Guidance answers, reflections, prayers, and translations on BFG are generated by artificial intelligence (currently OpenAI's GPT models). These responses are NOT reviewed by a human before delivery. Under GDPR Article 22 and similar laws, you have the right to request human review of any AI-generated output that significantly affects you. If you receive AI-generated guidance you wish to contest or have reviewed, email [email protected] and we will provide human review within 14 days. AI responses on BFG are not used for any legal, medical, financial, or employment decisions. We do not score, classify, or profile you based on the content of your questions.

Push Notifications

If you install the BFG Handbook Companion Android app and enable push notifications, we store a Firebase Cloud Messaging (FCM) token associated with your account. We use this token to deliver Prayer Reminders and streak-at-risk notifications. We will not send marketing push notifications without your express opt-in — only transactional notifications you configure. You may disable push notifications at any time via your device settings or via the in-app Prayer Reminders page. Disabling push notifications does not affect any other Service feature.

Security

We protect your data with:

TLS 1.2+ encryption for all data in transit
Encrypted storage of payment data by Stripe (PCI-DSS Level 1 certified)
Hashed passwords (bcrypt) for account credentials — we never store passwords in plain text
Cloudflare bot protection and rate limiting
Application Passwords for administrator access to our infrastructure
Periodic review of access logs and permissions

No system is perfectly secure, however, and we cannot guarantee absolute security.

Breach Notification

In the event of a security incident affecting your personal information, we will notify you and applicable regulators within 72 hours of confirming the breach, as required by GDPR Art. 33 and similar US state laws. Notification will be sent via email to the address associated with your account.
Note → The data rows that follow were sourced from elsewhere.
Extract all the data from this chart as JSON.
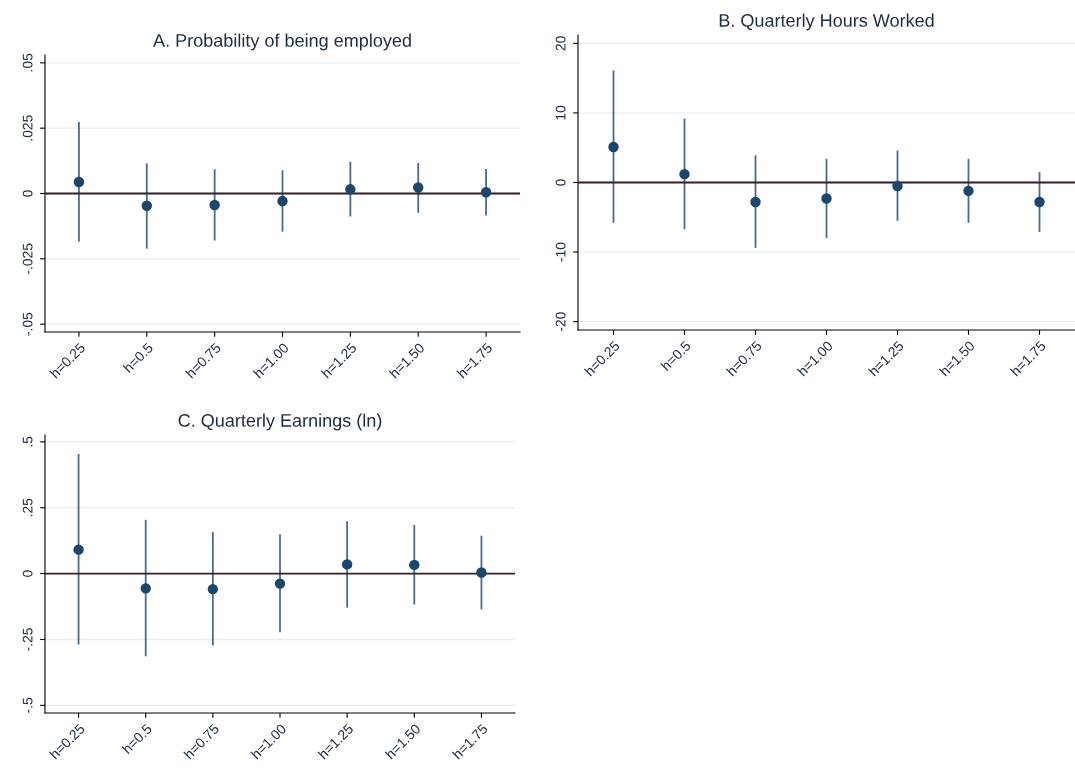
{
  "chart_data": [
    {
      "type": "scatter",
      "title": "A. Probability of being employed",
      "categories": [
        "h=0.25",
        "h=0.5",
        "h=0.75",
        "h=1.00",
        "h=1.25",
        "h=1.50",
        "h=1.75"
      ],
      "series": [
        {
          "color": "#1a476f",
          "values": [
            0.0044,
            -0.0047,
            -0.0044,
            -0.0029,
            0.0016,
            0.0023,
            0.0005
          ],
          "errors": [
            [
              -0.0184,
              0.0274
            ],
            [
              -0.0211,
              0.0115
            ],
            [
              -0.018,
              0.0093
            ],
            [
              -0.0146,
              0.0089
            ],
            [
              -0.0088,
              0.0121
            ],
            [
              -0.0074,
              0.0117
            ],
            [
              -0.0084,
              0.0094
            ]
          ]
        }
      ],
      "ylim": [
        -0.053,
        0.053
      ],
      "yticks": [
        {
          "value": -0.05,
          "label": "-.05"
        },
        {
          "value": -0.025,
          "label": "-.025"
        },
        0,
        {
          "value": 0.025,
          "label": ".025"
        },
        {
          "value": 0.05,
          "label": ".05"
        }
      ],
      "ref_lines": [
        {
          "axis": "y",
          "value": 0,
          "color": "#3a1f24"
        }
      ],
      "grid": "y",
      "marker": "circle",
      "legend": false
    },
    {
      "type": "scatter",
      "title": "B. Quarterly Hours Worked",
      "categories": [
        "h=0.25",
        "h=0.5",
        "h=0.75",
        "h=1.00",
        "h=1.25",
        "h=1.50",
        "h=1.75"
      ],
      "series": [
        {
          "color": "#1a476f",
          "values": [
            5.1,
            1.2,
            -2.8,
            -2.3,
            -0.5,
            -1.2,
            -2.8
          ],
          "errors": [
            [
              -5.8,
              16.1
            ],
            [
              -6.7,
              9.2
            ],
            [
              -9.4,
              3.9
            ],
            [
              -8.0,
              3.4
            ],
            [
              -5.5,
              4.6
            ],
            [
              -5.8,
              3.4
            ],
            [
              -7.1,
              1.5
            ]
          ]
        }
      ],
      "ylim": [
        -21.2,
        21.2
      ],
      "yticks": [
        -20,
        -10,
        0,
        10,
        20
      ],
      "ref_lines": [
        {
          "axis": "y",
          "value": 0,
          "color": "#3a1f24"
        }
      ],
      "grid": "y",
      "marker": "circle",
      "legend": false
    },
    {
      "type": "scatter",
      "title": "C. Quarterly Earnings (ln)",
      "categories": [
        "h=0.25",
        "h=0.5",
        "h=0.75",
        "h=1.00",
        "h=1.25",
        "h=1.50",
        "h=1.75"
      ],
      "series": [
        {
          "color": "#1a476f",
          "values": [
            0.091,
            -0.056,
            -0.059,
            -0.038,
            0.035,
            0.033,
            0.004
          ],
          "errors": [
            [
              -0.269,
              0.454
            ],
            [
              -0.314,
              0.204
            ],
            [
              -0.273,
              0.158
            ],
            [
              -0.223,
              0.149
            ],
            [
              -0.129,
              0.199
            ],
            [
              -0.117,
              0.185
            ],
            [
              -0.136,
              0.144
            ]
          ]
        }
      ],
      "ylim": [
        -0.529,
        0.526
      ],
      "yticks": [
        {
          "value": -0.5,
          "label": "-.5"
        },
        {
          "value": -0.25,
          "label": "-.25"
        },
        0,
        {
          "value": 0.25,
          "label": ".25"
        },
        {
          "value": 0.5,
          "label": ".5"
        }
      ],
      "ref_lines": [
        {
          "axis": "y",
          "value": 0,
          "color": "#3a1f24"
        }
      ],
      "grid": "y",
      "marker": "circle",
      "legend": false
    }
  ]
}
International Data Transfers

The Service is operated from the United States. Some of our service providers (Stripe, OpenAI, Amazon SES, Cloudflare) operate globally. When data is transferred outside your country of residence, the transfer is governed by:

For EU / UK transfers to the United States: Standard Contractual Clauses (SCCs) as approved by the European Commission, and the EU-US Data Privacy Framework where applicable.
For other transfers: appropriate safeguards as required by the destination jurisdiction.

You can request more information about cross-border transfers by emailing [email protected].